Eşikte oturan o kişidir ki dilsizdir, fakat söyler (Allah söyletir);
Bu remzi (İşaret edilerek anlatım) söyledin ya, yeter artık, dilini kes (Sus), başka söz söyleme.

Bu kimdir bu, bu kimdir bu?
Âşıkları deli divane edendir bu;
Nuruyla yeryüzü, gökten bile daha güzel bir hale gelmiş.

Canları kendisinden geçirendir bu yahut hazinelerin mücevheridir yahut bahçelerin selvisi yahut da Rûh-ul Emin’in (Emin ve mukaddes ruh, Cebrail Aleyhissalamın ismi) ta kendisidir bu.

Canın da sarhoşluğudur, cihanın da, gözün de sevgilisidir, ağzın da;
Kazancı da yıkıp dağıtandır, dükkânı da;
Suçların çekinmenin de yağmasıdır, dinin de.

Güneşle Ay onu görüp utanmıştır.
İnciler saçan bir taş yüreklidir.;
Öylesine zalimdir ki demir dağlar bile her lahza (Bir anda) onun korkusundan dağılıp gitmededir.

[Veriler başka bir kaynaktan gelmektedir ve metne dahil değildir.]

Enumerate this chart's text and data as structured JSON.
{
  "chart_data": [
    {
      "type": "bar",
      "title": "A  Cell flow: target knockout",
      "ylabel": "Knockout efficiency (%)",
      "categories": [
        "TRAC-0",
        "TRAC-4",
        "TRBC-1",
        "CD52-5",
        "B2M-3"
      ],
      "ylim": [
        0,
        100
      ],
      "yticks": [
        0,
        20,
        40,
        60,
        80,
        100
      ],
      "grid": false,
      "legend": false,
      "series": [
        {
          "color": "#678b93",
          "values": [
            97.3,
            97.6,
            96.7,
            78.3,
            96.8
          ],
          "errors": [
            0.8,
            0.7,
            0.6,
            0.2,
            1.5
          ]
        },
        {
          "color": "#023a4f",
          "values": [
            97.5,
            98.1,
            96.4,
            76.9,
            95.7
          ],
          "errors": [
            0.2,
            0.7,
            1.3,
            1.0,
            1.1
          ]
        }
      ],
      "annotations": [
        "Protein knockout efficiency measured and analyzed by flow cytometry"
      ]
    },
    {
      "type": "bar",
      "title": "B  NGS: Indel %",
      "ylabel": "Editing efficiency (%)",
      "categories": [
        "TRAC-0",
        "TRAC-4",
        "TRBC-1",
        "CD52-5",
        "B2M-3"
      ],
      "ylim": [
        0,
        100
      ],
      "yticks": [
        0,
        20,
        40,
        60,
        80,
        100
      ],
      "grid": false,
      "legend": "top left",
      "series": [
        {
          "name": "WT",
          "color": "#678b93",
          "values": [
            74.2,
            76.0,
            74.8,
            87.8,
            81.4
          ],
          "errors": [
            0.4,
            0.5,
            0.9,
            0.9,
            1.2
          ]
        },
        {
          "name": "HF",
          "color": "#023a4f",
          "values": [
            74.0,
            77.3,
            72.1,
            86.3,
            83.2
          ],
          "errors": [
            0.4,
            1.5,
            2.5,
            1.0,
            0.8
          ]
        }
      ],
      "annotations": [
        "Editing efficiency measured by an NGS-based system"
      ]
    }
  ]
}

Güneşin bile onun sayesinde sermayesi (Hayat ve ölüm) çoğalmıştır.
Yüzlerce Ay onun harmanında nesr-i tâir (Batı yönünde görülen parlak yıldız) gibi yemlenmededir (Parlaklığını almadadır).

Gel ey ebediliğin ruhu, geldi şirin yüzlü!
Gel ey kuşluk güneşi, gel ey tam anlayışın, tam görüşün ta kendisi.

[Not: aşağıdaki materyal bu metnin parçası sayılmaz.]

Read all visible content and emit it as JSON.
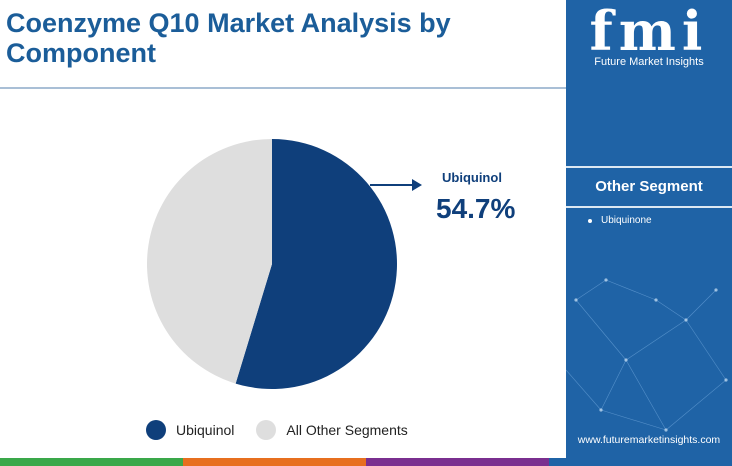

Gel de yüzleri aydınlat, gönül tarlalarını sula, ayakkabılarını çıkar da, geç, canların başına otur.

Ey anlayışımızın, geç kendinden!
Ey kulağımız müjdeyi duy!
Ey aklımız sarhoş ol!
Ey gözümüz devleti seyret.
                             ***   
DİVAN-I KEBİR1
MEVLÂNÂ CELÂLEDDİN
Hazırlayan: Abdulbaki GÖLPINARLI
İstanbul REMZİ KİTABEVİ 93
                             ***
Neler öğrendik:
1.    Hazreti Mevlana’nın sakin bir yapıda olduğunu, kendisinden çıkan öfkenin kendisine ait olmadığını, yapılan yanlışın büyüklüğünün anlaşılması için kendisine tesir eden güçlerin isteğiyle bu görevi öfke ile anlattığını öğrendik.
2.      Ay ve yıldızların ışığını, parlaklığını güneşin nurundan alıp kendilerini gösterdiğini, iş yaptıklarını öğrendik. 
3.    Kişilerin sözleri ve iradesi olarak gördüğümüz her şeyin aslında kendini göstermeyen güçler tarafından yapıldığını öğrendik.
4.    Benliğinde, nefsinde olanın ancak aklıyla doğruyu görebileceğini fakat işin hakikatine ulaşamayacağını öğrendik.
5.    Benliğinin ve nefsinin tesirinden kurtulup kendinden geçmiş kişinin hakikate ulaşma imkânına kavuşabileceğini öğrendik.
                     *
İşte böyle yaren,
Anlayışımızı öncelikle kendimizden geçmeye yani anı yaşamaya hazırlamamız gerektiğini öğrendik anladık.

İlahi âlemin gücünü ve yaptıklarını görmemiz, öğrenmemiz, ilahi âlemden gelen müjdeleri duymamız ve bunların ışığında bilgilenmemiz, bilgimizi kullanmamız, zevk almamız, büyüklüğünü görmemiz, bir parçası olmak için çalışmamız gerektiğini öğrendik, anladık.